Por Henrique Carneiro
Quando eu era criança, o mapa do mundo aparecia com dois grandes países que não tinham nomes, mas acrônimos: os EUA e a URSS. Eu achava que por serem tão grandes e tão poderosos eram chamados por aquelas estranhas siglas. As regiões misteriosas do extremo norte se confundiam com aquelas palavras estranhas que formavam uma união de repúblicas socialistas soviéticas.
A URSS não foi apenas um novo fenômeno político, mas representou uma fronteira para a nossa imaginação. Meu primeiro passaporte na década de 1970 proibia explicitamente de se viajar para lá (e também à China, ao Leste Europeu, à Cuba, Coréia do Norte e Yêmen!).

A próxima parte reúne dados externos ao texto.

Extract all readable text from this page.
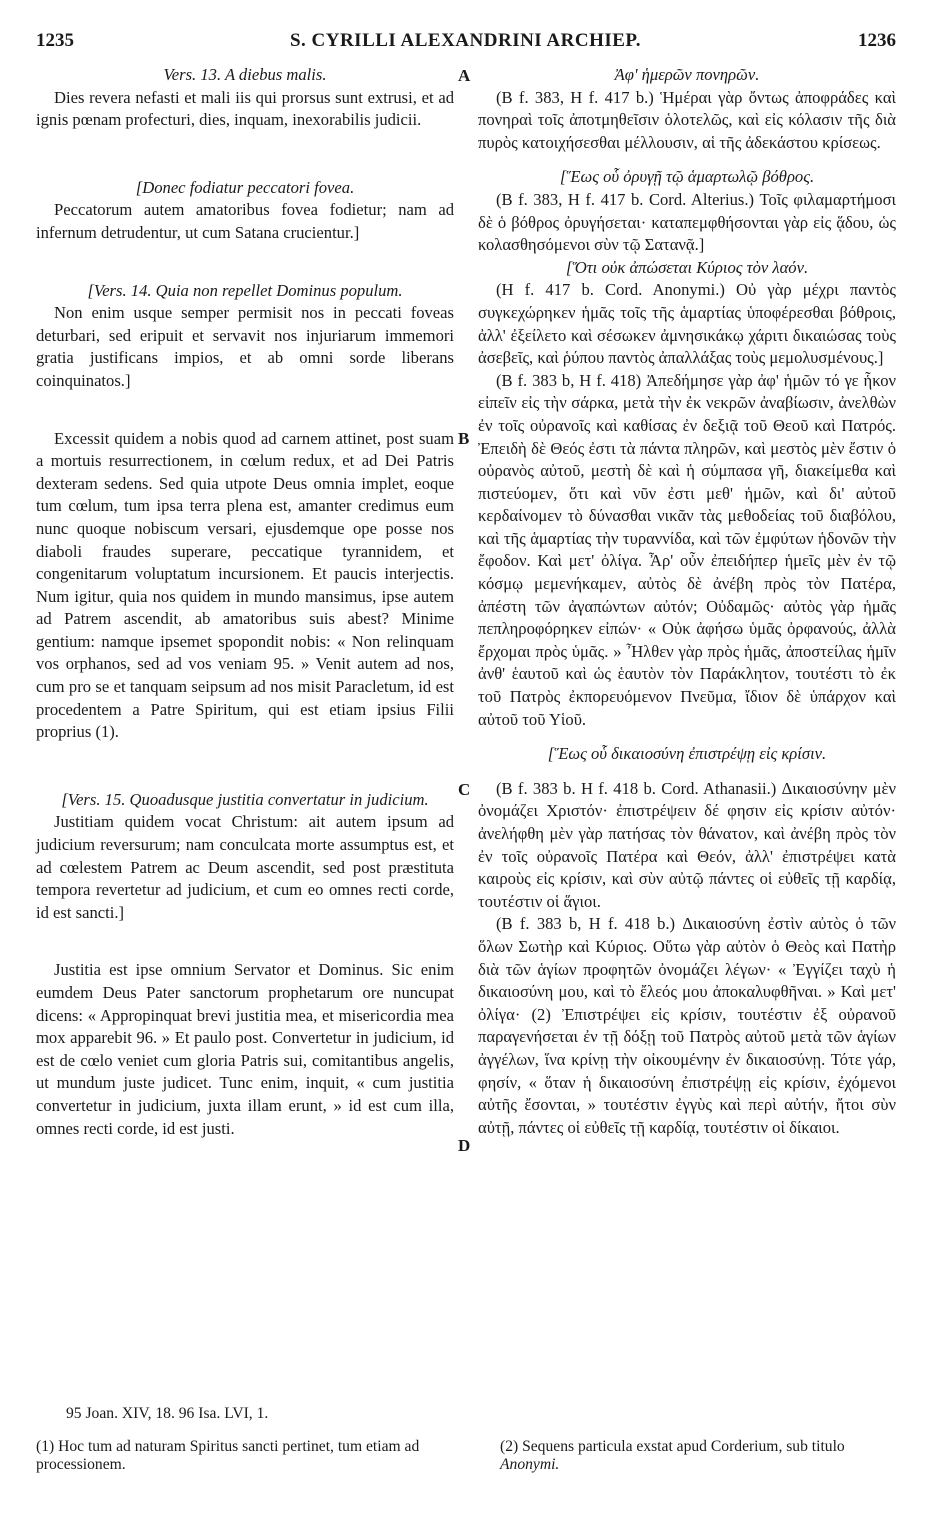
1235	S. CYRILLI ALEXANDRINI ARCHIEP.	1236
A
B
C
D

Vers. 13. A diebus malis.

Dies revera nefasti et mali iis qui prorsus sunt extrusi, et ad ignis pœnam profecturi, dies, inquam, inexorabilis judicii.

[Donec fodiatur peccatori fovea.

Peccatorum autem amatoribus fovea fodietur; nam ad infernum detrudentur, ut cum Satana crucientur.]

[Vers. 14. Quia non repellet Dominus populum.

Non enim usque semper permisit nos in peccati foveas deturbari, sed eripuit et servavit nos injuriarum immemori gratia justificans impios, et ab omni sorde liberans coinquinatos.]

Excessit quidem a nobis quod ad carnem attinet, post suam a mortuis resurrectionem, in cœlum redux, et ad Dei Patris dexteram sedens. Sed quia utpote Deus omnia implet, eoque tum cœlum, tum ipsa terra plena est, amanter credimus eum nunc quoque nobiscum versari, ejusdemque ope posse nos diaboli fraudes superare, peccatique tyrannidem, et congenitarum voluptatum incursionem. Et paucis interjectis. Num igitur, quia nos quidem in mundo mansimus, ipse autem ad Patrem ascendit, ab amatoribus suis abest? Minime gentium: namque ipsemet spopondit nobis: « Non relinquam vos orphanos, sed ad vos veniam 95. » Venit autem ad nos, cum pro se et tanquam seipsum ad nos misit Paracletum, id est procedentem a Patre Spiritum, qui est etiam ipsius Filii proprius (1).

[Vers. 15. Quoadusque justitia convertatur in judicium.

Justitiam quidem vocat Christum: ait autem ipsum ad judicium reversurum; nam conculcata morte assumptus est, et ad cœlestem Patrem ac Deum ascendit, sed post præstituta tempora revertetur ad judicium, et cum eo omnes recti corde, id est sancti.]

Justitia est ipse omnium Servator et Dominus. Sic enim eumdem Deus Pater sanctorum prophetarum ore nuncupat dicens: « Appropinquat brevi justitia mea, et misericordia mea mox apparebit 96. » Et paulo post. Convertetur in judicium, id est de cœlo veniet cum gloria Patris sui, comitantibus angelis, ut mundum juste judicet. Tunc enim, inquit, « cum justitia convertetur in judicium, juxta illam erunt, » id est cum illa, omnes recti corde, id est justi.

Ἀφ' ἡμερῶν πονηρῶν.

(B f. 383, H f. 417 b.) Ἡμέραι γὰρ ὄντως ἀποφράδες καὶ πονηραὶ τοῖς ἀποτμηθεῖσιν ὁλοτελῶς, καὶ εἰς κόλασιν τῆς διὰ πυρὸς κατοιχήσεσθαι μέλλουσιν, αἱ τῆς ἀδεκάστου κρίσεως.

[Ἕως οὗ ὀρυγῇ τῷ ἁμαρτωλῷ βόθρος.

(B f. 383, H f. 417 b. Cord. Alterius.) Τοῖς φιλαμαρτήμοσι δὲ ὁ βόθρος ὀρυγήσεται· καταπεμφθήσονται γὰρ εἰς ᾅδου, ὡς κολασθησόμενοι σὺν τῷ Σατανᾷ.]

[Ὅτι οὐκ ἀπώσεται Κύριος τὸν λαόν.

(H f. 417 b. Cord. Anonymi.) Οὐ γὰρ μέχρι παντὸς συγκεχώρηκεν ἡμᾶς τοῖς τῆς ἁμαρτίας ὑποφέρεσθαι βόθροις, ἀλλ' ἐξείλετο καὶ σέσωκεν ἀμνησικάκῳ χάριτι δικαιώσας τοὺς ἀσεβεῖς, καὶ ῥύπου παντὸς ἀπαλλάξας τοὺς μεμολυσμένους.]

(B f. 383 b, H f. 418) Ἀπεδήμησε γὰρ ἀφ' ἡμῶν τό γε ἧκον εἰπεῖν εἰς τὴν σάρκα, μετὰ τὴν ἐκ νεκρῶν ἀναβίωσιν, ἀνελθὼν ἐν τοῖς οὐρανοῖς καὶ καθίσας ἐν δεξιᾷ τοῦ Θεοῦ καὶ Πατρός. Ἐπειδὴ δὲ Θεός ἐστι τὰ πάντα πληρῶν, καὶ μεστὸς μὲν ἔστιν ὁ οὐρανὸς αὐτοῦ, μεστὴ δὲ καὶ ἡ σύμπασα γῆ, διακείμεθα καὶ πιστεύομεν, ὅτι καὶ νῦν ἐστι μεθ' ἡμῶν, καὶ δι' αὐτοῦ κερδαίνομεν τὸ δύνασθαι νικᾶν τὰς μεθοδείας τοῦ διαβόλου, καὶ τῆς ἁμαρτίας τὴν τυραννίδα, καὶ τῶν ἐμφύτων ἡδονῶν τὴν ἔφοδον. Καὶ μετ' ὀλίγα. Ἆρ' οὖν ἐπειδήπερ ἡμεῖς μὲν ἐν τῷ κόσμῳ μεμενήκαμεν, αὐτὸς δὲ ἀνέβη πρὸς τὸν Πατέρα, ἀπέστη τῶν ἀγαπώντων αὐτόν; Οὐδαμῶς· αὐτὸς γὰρ ἡμᾶς πεπληροφόρηκεν εἰπών· « Οὐκ ἀφήσω ὑμᾶς ὀρφανούς, ἀλλὰ ἔρχομαι πρὸς ὑμᾶς. » Ἦλθεν γὰρ πρὸς ἡμᾶς, ἀποστείλας ἡμῖν ἀνθ' ἑαυτοῦ καὶ ὡς ἑαυτὸν τὸν Παράκλητον, τουτέστι τὸ ἐκ τοῦ Πατρὸς ἐκπορευόμενον Πνεῦμα, ἴδιον δὲ ὑπάρχον καὶ αὐτοῦ τοῦ Υἱοῦ.

[Ἕως οὗ δικαιοσύνη ἐπιστρέψῃ εἰς κρίσιν.

(B f. 383 b. H f. 418 b. Cord. Athanasii.) Δικαιοσύνην μὲν ὀνομάζει Χριστόν· ἐπιστρέψειν δέ φησιν εἰς κρίσιν αὐτόν· ἀνελήφθη μὲν γὰρ πατήσας τὸν θάνατον, καὶ ἀνέβη πρὸς τὸν ἐν τοῖς οὐρανοῖς Πατέρα καὶ Θεόν, ἀλλ' ἐπιστρέψει κατὰ καιροὺς εἰς κρίσιν, καὶ σὺν αὐτῷ πάντες οἱ εὐθεῖς τῇ καρδίᾳ, τουτέστιν οἱ ἅγιοι.

(B f. 383 b, H f. 418 b.) Δικαιοσύνη ἐστὶν αὐτὸς ὁ τῶν ὅλων Σωτὴρ καὶ Κύριος. Οὕτω γὰρ αὐτὸν ὁ Θεὸς καὶ Πατὴρ διὰ τῶν ἁγίων προφητῶν ὀνομάζει λέγων· « Ἐγγίζει ταχὺ ἡ δικαιοσύνη μου, καὶ τὸ ἔλεός μου ἀποκαλυφθῆναι. » Καὶ μετ' ὀλίγα· (2) Ἐπιστρέψει εἰς κρίσιν, τουτέστιν ἐξ οὐρανοῦ παραγενήσεται ἐν τῇ δόξῃ τοῦ Πατρὸς αὐτοῦ μετὰ τῶν ἁγίων ἀγγέλων, ἵνα κρίνῃ τὴν οἰκουμένην ἐν δικαιοσύνῃ. Τότε γάρ, φησίν, « ὅταν ἡ δικαιοσύνη ἐπιστρέψῃ εἰς κρίσιν, ἐχόμενοι αὐτῆς ἔσονται, » τουτέστιν ἐγγὺς καὶ περὶ αὐτήν, ἤτοι σὺν αὐτῇ, πάντες οἱ εὐθεῖς τῇ καρδίᾳ, τουτέστιν οἱ δίκαιοι.

95 Joan. XIV, 18. 96 Isa. LVI, 1.
(1) Hoc tum ad naturam Spiritus sancti pertinet, tum etiam ad processionem.
(2) Sequens particula exstat apud Corderium, sub titulo Anonymi.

Mesmo que já se soubesse do caráter ditatorial e genocida do regime stalinista, o que foi reconhecido pelo próprio partido após o relatório Khrushev, de 1956, o massacre no mesmo ano da rebelião húngara foi a prova de que a desestalinização era apenas de fachada. A URSS era uma ditadura e um “cárcere dos povos”. Mais tarde, a invasão do Afeganistão mostrou que o império soviético decadente ainda se lançava em aventuras neocoloniais.

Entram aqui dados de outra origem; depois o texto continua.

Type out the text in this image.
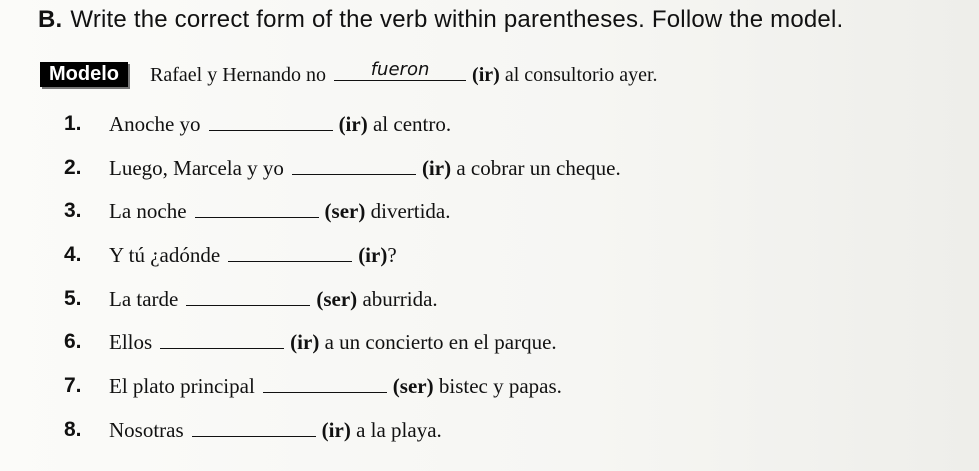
B. Write the correct form of the verb within parentheses. Follow the model.
Modelo	Rafael y Hernando no	fueron	(ir) al consultorio ayer.
1.	Anoche yo	(ir) al centro.
2.	Luego, Marcela y yo	(ir) a cobrar un cheque.
3.	La noche	(ser) divertida.
4.	Y tú ¿adónde	(ir)?
5.	La tarde	(ser) aburrida.
6.	Ellos	(ir) a un concierto en el parque.
7.	El plato principal	(ser) bistec y papas.
8.	Nosotras	(ir) a la playa.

Sua existência suscitava também o maior terror da minha época de infância e de juventude: o medo da guerra nuclear. O mundo bi-polar e a corrida armamentista eram a ordem mundial que nos assombrava.
Mas, a URSS ainda era o produto da revolução de Outubro e, apesar dos acordos de Stálin com Hitler, foram os seus povos que deram o maior sacrifício na derrota do nazismo e, assim, a ela coube levantar a bandeira vermelha sobre os escombros de Berlim.
O colapso da URSS foi uma tragédia em câmara lenta. Começou com os massacres stalinistas da oposição, dos camponeses, do exército. Continuou com a desigualdade social e as relações com o capitalismo ocidental. Culminou, após sua dissolução oficial em 1992, já sob o governo independente da Rússia e dos demais 12 estados, com a “terapia de choque” do ministro Gaidar, de Yeltsin, imposta junto com o bombardeio do parlamento e, alguns meses depois, com o início da primeira guerra da Chechênia.
Em um ano se comemorará o centenário da revolução russa. Certamente, desta vez, o estado deve tomar as rédeas de uma data histórica, como já fez com os 70 anos da vitória sobre o nazismo, em 2015.
O atual estado russo, no entanto, é incapaz de reivindicar a herança revolucionária soviética e deverá querer reduzi-la à exaltação chauvinista grão-russa, com elementos nostálgicos monárquicos e devoção oficial diante do Patriarcado ortodoxo e do patriotismo militarista. Não haverá anticapitalismo oficial em Moscou no centenário de Outubro e não se mencionará as origens “comunistas” de boa parte dos dirigentes e milionários atuais.
O problema maior, no momento, é que a Rússia se encontra presente em duas guerras. Na Ucrânia, a situação permanece irresoluta, com as províncias rebeldes no leste do país e, nas últimas semanas, com tensões crescentes entre as frotas russa e ucraniana no Mar Negro, em torno da Criméia.
Na Síria, no entanto, é onde a Rússia mais se envolveu. Seus bombardeios passaram a utilizar bases na costa iraniana do Mar Cáspio e também passaram a lançar mísseis de barcos no Mediterrâneo. A batalha por Aleppo, em que a Rússia bombardeia junto com Assad os rebeldes que também combatem o Estado Islâmico, mostra que este último não é o seu principal inimigo.
São os curdos ao norte e os rebeldes de Aleppo as forças que realmente combatem o Estado Islâmico e, ao mesmo tempo, o governo Assad. E são estas as forças que tem recebido os piores ataques russos.
As terríveis fotos de crianças sendo retiradas de escombros cobertas de cinza, poeira e sangue são os emblemas da intervenção russa na Síria.
Se o espírito de 1917 de alguma forma ainda subsiste na alma russa, deverá ser num novo repúdio à guerra que poderá despertar alguma oposição à deriva atual do neoimperialismo russo. Já houve manifestações de dezenas de milhares contra o atual belicismo do governo russo. Resta observar se o aniversário do centenário da revolução de 1917, no ano que vem, dará lugar a uma apropriação chauvinista oficial ou se, de alguma maneira, poderá relembrar aos povos da grande Rússia as suas origens revolucionárias e despertá-los novamente na oposição à guerra.